Der Humor entsteht hier gerade nicht durch Gag-Pointen
Aber hier kommt es vor allem auf Tempo und Witz an, und davon gibt es in „Ladies First“ reichlich. Dass der Plot dabei immer unübersichtlicher wird, lässt sich angesichts wunderbarer Nebenfiguren wie Touristen-Führer Skipper (Peter Heinrich Brix) und Türsteher Hakan (Hakan Orbeyi) sowie der teils liebevollen, teils galligen Persiflage auf deutsche Humorproduktionen leicht verschmerzen. Der kluge Dreh des Buchs besteht darin, dass die Witzereißer am wenigsten lustig sind. Humor entsteht gerade nicht durch Gag-Pointen. Die sind eher betont miserabel: „Woran erkennt man einen schwulen Schneemann?“, fragt Emma beim Humor-Casting für weibliche Nachwuchskräfte. „An der Karotte im Hintern.“ Manager Strootmann ist von dem homophoben Witz nicht angetan, aber Jacky findet: „Lieber einen scheiß Gag gut erzählt als einen guten Gag scheiße.“ Allerdings war Jacky von Emmas geschiedenem Mann Mario (Sascha Alexander Gersak) eindringlich darüber unterrichtet worden, dass seine Ex vom Showbusiness träumt.

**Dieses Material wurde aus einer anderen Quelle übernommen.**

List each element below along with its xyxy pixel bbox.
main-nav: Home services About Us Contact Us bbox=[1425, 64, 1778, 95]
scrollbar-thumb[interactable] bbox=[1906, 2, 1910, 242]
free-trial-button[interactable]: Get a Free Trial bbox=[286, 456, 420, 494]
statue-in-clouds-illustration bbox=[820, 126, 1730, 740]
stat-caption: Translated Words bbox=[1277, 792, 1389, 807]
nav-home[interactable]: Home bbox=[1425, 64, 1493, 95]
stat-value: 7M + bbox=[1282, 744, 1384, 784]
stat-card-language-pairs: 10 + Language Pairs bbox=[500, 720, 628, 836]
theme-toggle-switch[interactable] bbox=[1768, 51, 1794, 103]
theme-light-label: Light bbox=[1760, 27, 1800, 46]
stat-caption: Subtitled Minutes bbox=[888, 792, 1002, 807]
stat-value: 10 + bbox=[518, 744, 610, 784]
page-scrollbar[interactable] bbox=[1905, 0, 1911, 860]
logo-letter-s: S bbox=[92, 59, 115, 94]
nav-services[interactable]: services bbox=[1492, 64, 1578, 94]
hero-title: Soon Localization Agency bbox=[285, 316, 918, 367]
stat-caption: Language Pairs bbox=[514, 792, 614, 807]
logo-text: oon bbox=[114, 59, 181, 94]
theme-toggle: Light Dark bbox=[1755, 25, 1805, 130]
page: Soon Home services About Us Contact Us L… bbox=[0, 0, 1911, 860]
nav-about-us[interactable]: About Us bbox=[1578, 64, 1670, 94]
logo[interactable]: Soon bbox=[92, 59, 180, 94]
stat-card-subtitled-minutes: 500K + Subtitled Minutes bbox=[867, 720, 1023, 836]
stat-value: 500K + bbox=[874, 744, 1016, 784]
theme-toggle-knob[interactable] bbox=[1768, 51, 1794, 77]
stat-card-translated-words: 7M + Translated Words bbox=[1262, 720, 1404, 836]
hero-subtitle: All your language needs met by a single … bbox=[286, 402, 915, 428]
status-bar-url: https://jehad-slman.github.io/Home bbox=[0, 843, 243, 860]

Vogel, Rohde, von Waldstätten vor vollem Haus auf der Bühne
Das Spiel mit den Klischees gerät manchmal etwas plump. Man kann es aber durchaus mögen, wie Hübchen als hemdsärmeliger Manager und von Waldstätten als plapperndes Naivchen dem Affen Zucker geben. Sehr schön jedenfalls, wie Lars Becker das traditionsreiche St. Pauli Theater als prächtige Kulisse für drei Bühnenauftritte vor vollem Haus nutzt: Jürgen Vogel schlägt sich wacker mit einem kurzen Comedy-Solo, wobei weder das Mario-Barth-affine Programm noch sein Vortrag deutlich machen können, warum alle diesen Jacky so wahnsinnig super finden. Armin Rohde hat einen fulminanten Auftritt als nervöser Polizist, der verzweifelt die Menge aufzufordern versucht, den Saal zu verlassen. Und ganz am Ende darf auch Nora von Waldstätten ihre Bühnen-Präsenz unter Beweis stellen – und immerhin ist Emmas Gag nicht mehr miserabel, sondern nur noch durchschnittlich.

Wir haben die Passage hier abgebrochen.